Wednesday, 8 February 2012

The Joys of Iloprost

Up to this year, I hadn't ever been on medication, the odd course of antibiotics being the most and only three or four times at that, as far as I can remember. Sometimes I would succumb to the odd paracetamol, so to suddenly find myself on a cocktail diuretics and digoxin for heart failure and warfarin to prevent blood clotting (a PH side effect) was a bit of a shock at first. Managing all these drugs, when to take them, repeating prescriptions and going for blood tests felt a bit of a task in the first few months, on top of feeling ill. Eventually, I managed to get them on a repeat prescription from the pharmacy and bought a NHS prescription prepayment certificate, all made life a little easier.

Instead of going to the local hospital for my blood tests and having a three hour wait, I eventually came under the care of my Doctor's Surgery and could have my blood tests done for my INR checks by a nurse there. I was lucky the Warfarin Nurse is a real gem and took a great deal of interest in my condition as I was one of her few patients who had to be on warfarin indefinitely. She used to tell me I was her most interesting case! Because I was on warfarin, I was given a yellow card to carry with me at all times: warfarin is a blood thinning drug and too much can cause internal bleeding and too little would mean I would be susceptible to blood clots in my pulmonary vessels. If anything was to happen to me outside of the house, hopefully someone would find the card. I still have the same nurse each week and sometimes she will bend over backwards to give me a warfarin check: if I have been in hospital or something and can't get to her clinic at my doctor's surgery, she will let me come up to her surgery where she works for the rest of the week and squeeze me in somehow, she is wonderful and I wish she was at our own dotcor's surgery all the time!

Going to the Doctor's Surgery for these checks was an enormous help, parking was horrendous at the local hospital, with building works going on at the time, the parking was a long way from the hospital and I had to walk up an incline to get to the hospital entrance, a real struggle for me in my state, then it used to be so busy, I once waited nearly four hours to get a blood test and then it was the hike back to the car again. It really entailed a whole day out for me, lucky me! All this and I had to pay for the privilege of such a fun day out with the car parking fees, which were always expensive as I had been there that long!  

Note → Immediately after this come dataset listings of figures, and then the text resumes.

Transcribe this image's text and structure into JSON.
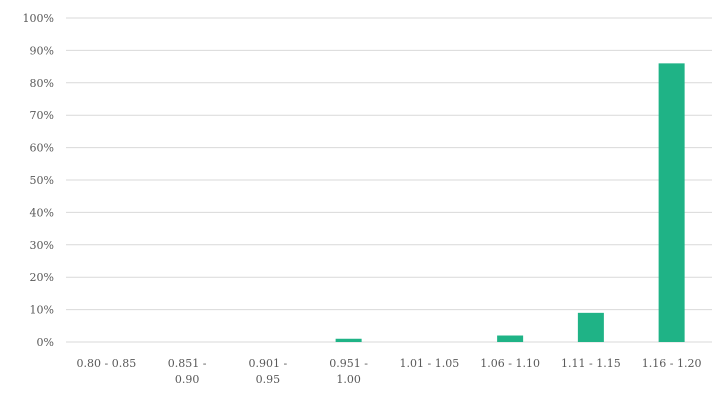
{
  "chart_data": {
    "type": "bar",
    "categories": [
      [
        "0.80 - 0.85"
      ],
      [
        "0.851 -",
        "0.90"
      ],
      [
        "0.901 -",
        "0.95"
      ],
      [
        "0.951 -",
        "1.00"
      ],
      [
        "1.01 - 1.05"
      ],
      [
        "1.06 - 1.10"
      ],
      [
        "1.11 - 1.15"
      ],
      [
        "1.16 - 1.20"
      ]
    ],
    "values": [
      0,
      0,
      0,
      1,
      0,
      2,
      9,
      86
    ],
    "ylim": [
      0,
      100
    ],
    "yticks": [
      "0%",
      "10%",
      "20%",
      "30%",
      "40%",
      "50%",
      "60%",
      "70%",
      "80%",
      "90%",
      "100%"
    ],
    "grid": true,
    "title": "",
    "xlabel": "",
    "ylabel": "",
    "bar_color": "#1fb386",
    "grid_color": "#d9d9d9",
    "text_color": "#595959"
  }
}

Fortunately, I had just become accustomed to all the drug regime, when I was prescribed the Iloprost or Ventavis as it is sometimes known. It took three days in hospital to learn and get confident enough to take this drug without the nurses' help. The procedure, once you got quick at it, took about half an hour, which doesn't sound bad if you didn't have to do it every three hours, seven times a day. The drug had to be prepared in sterile conditions, using syringes and vials and then poured carefully into a special nebuliser called an I-Neb, once this was done I needed to sit quietly and inhale it, once finished all had to be cleaned and rinsed in filtered water. It was a gruelling process starting at six in the morning and finishing at midnight. As I took it and the weeks went on, I began to get completely exhausted, I felt I was clock watching all the time in readiness for the next dose and it was difficult to go out for too long as I needed to start the next procedure two and a half hours after I had just done one to allow for it to be ready within the three hour time limit. Sometimes I made it up in the car on a tray to enable me stay out longer. It used to make me go bright red in the face, once I had inhaled it and sometimes made me feel a little nauseous. It could have really got me down, but I stayed positive and felt determined to give this a good try, after all it should be really helping me, keeping my symptoms at bay and halting progress of this dreadful PH and I would do anything and put up with anything to slow its progress down.

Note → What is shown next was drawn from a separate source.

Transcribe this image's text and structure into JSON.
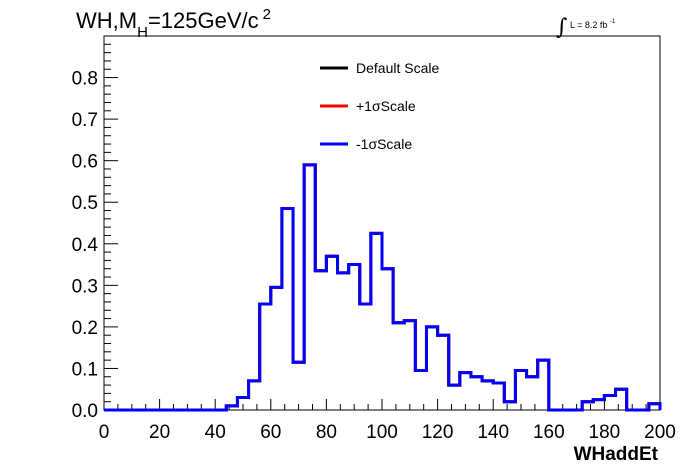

Unfortunately, my symptoms seemed to be getting worse and worse, fainting carried on, as usual it was random and out of the blue and a lot of the time I looked really well. It all came to a head again, after we had had friends round one evening for dinner. On going to bed afterwards, Rob and I had commented on how we had felt nearly back to normal for once after a relaxed evening: life had felt nothing near what it used to be since my diagnosis: we both wake up with pulmonary hypertension; we both go to sleep with pulmonary hypertension. Rob had a bad cough at this time and in the night had gone downstairs so he wouldn't disturb me. I got up to go to the loo and when I returned and got back in bed, I really didn't feel right, I blacked out,  when I came round, it didn't seem to be the same as usual, my arms and legs were waving around and although I had regained conciousness, I felt as though I was still struggling. I screamed out for help somehow and Rob came running upstairs in a panic and helped me come back round again. He immediately rang the PH centre, who contacted the consultant straight away although it was the middle of the night. They advised me that although I seemed fine again once I had come round to go to A&E for a check.

I don't like to say, having experienced the best of the NHS and now depending on the NHS for my life, but this was not a particularly pleasant visit to hospital and it eventually led me to being admitted back onto Duchess Ward at Papworth once again.